My lab's research is focused on understanding the inflammatory mechanisms underlying breast cancer and translating these basic observations to human clinical studies. Our research efforts have focused on the inflammatory role of the Receptor for Advanced Glycation End-products (RAGE) and its ligands (AGEs, s100s and HMGB1) in diabetes and cancer.

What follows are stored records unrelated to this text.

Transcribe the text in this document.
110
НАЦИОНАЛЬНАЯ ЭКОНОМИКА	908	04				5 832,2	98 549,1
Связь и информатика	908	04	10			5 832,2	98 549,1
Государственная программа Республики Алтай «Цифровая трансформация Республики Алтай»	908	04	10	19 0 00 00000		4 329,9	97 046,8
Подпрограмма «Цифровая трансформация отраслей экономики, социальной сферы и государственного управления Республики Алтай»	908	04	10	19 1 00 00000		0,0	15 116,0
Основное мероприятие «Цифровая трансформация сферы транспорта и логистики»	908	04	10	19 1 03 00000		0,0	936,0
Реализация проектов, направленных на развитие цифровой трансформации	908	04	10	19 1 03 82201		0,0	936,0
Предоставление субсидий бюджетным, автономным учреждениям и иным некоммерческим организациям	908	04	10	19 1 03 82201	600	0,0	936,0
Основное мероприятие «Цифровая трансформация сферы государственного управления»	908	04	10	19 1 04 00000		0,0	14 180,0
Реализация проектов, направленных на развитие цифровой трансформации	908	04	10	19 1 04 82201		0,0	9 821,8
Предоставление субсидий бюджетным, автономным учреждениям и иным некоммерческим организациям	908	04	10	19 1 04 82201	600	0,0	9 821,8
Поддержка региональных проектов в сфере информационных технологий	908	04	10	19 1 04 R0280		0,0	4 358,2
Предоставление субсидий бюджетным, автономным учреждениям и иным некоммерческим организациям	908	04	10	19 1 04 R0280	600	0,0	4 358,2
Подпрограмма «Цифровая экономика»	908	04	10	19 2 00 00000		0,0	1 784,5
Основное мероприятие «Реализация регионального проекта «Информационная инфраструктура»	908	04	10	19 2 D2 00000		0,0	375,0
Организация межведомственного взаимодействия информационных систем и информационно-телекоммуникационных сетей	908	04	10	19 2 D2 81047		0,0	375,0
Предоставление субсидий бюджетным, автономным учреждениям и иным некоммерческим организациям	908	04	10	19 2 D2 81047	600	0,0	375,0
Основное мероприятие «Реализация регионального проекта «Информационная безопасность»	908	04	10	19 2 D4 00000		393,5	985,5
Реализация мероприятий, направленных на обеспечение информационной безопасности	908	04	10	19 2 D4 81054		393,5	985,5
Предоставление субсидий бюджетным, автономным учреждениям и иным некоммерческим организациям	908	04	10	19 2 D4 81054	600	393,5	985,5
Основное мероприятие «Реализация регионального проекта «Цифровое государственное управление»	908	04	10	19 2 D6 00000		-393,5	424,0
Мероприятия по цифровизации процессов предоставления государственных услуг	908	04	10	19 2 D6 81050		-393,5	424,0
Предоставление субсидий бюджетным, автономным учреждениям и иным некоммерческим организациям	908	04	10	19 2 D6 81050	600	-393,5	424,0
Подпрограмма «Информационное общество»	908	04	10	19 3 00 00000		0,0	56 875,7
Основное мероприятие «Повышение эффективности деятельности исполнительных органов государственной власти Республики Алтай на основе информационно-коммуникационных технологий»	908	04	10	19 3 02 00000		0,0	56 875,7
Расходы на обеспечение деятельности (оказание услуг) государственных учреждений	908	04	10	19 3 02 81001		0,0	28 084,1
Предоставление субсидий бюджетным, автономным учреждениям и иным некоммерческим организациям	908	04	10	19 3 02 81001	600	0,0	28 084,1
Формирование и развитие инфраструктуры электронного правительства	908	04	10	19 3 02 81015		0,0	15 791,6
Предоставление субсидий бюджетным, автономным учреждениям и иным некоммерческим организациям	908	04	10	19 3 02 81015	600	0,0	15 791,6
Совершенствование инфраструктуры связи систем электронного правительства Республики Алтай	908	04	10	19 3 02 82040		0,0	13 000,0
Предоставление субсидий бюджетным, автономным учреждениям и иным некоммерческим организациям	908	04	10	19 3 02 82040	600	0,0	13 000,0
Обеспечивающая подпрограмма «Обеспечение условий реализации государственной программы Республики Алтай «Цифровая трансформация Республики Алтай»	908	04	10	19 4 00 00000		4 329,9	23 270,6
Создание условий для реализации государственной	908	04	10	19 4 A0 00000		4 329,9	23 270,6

Most recently, my laboratory has made important observations on the role RAGE and its ligands in the pathogenesis of breast cancer progression and metastasis. We have also found that blocking RAGE signaling using a novel therapeutic, inhibits metastasis in murine models (revision submitted to Oncogene). This work has also won a number of recent awards for graduate students in my lab including the Department of Medicine Research Day and the Annual Zubrod Cancer Research Poster competitions. Currently were are funded by a number of awards including a Susan G. Komen Career Development award.


Our current goals are to:
1. Determine the specific cell types in the tumor microenvironment by which RAGE / RAGE-ligands influence cancer progression and metastasis, and determine the critical RAGE ligands involved.
2. Develop further RAGE therapeutics for clinical use in breast and other cancers.
3. Determine whether obesity and diabetes drive the increased risk of cancer progression and metastasis through RAGE signaling.


To address these research questions, our lab uses cell and animal models, genetic approaches and drug inhibitors, and human clinical samples. We are highly collaborative with other groups at UM and other US institutes including Marc Lippman's breast cancer research group. Our future goals are to understand how inflammation is critical for breast cancer metastasis and further explore therapeutic strategies to direct against RAGE in breast and other cancers.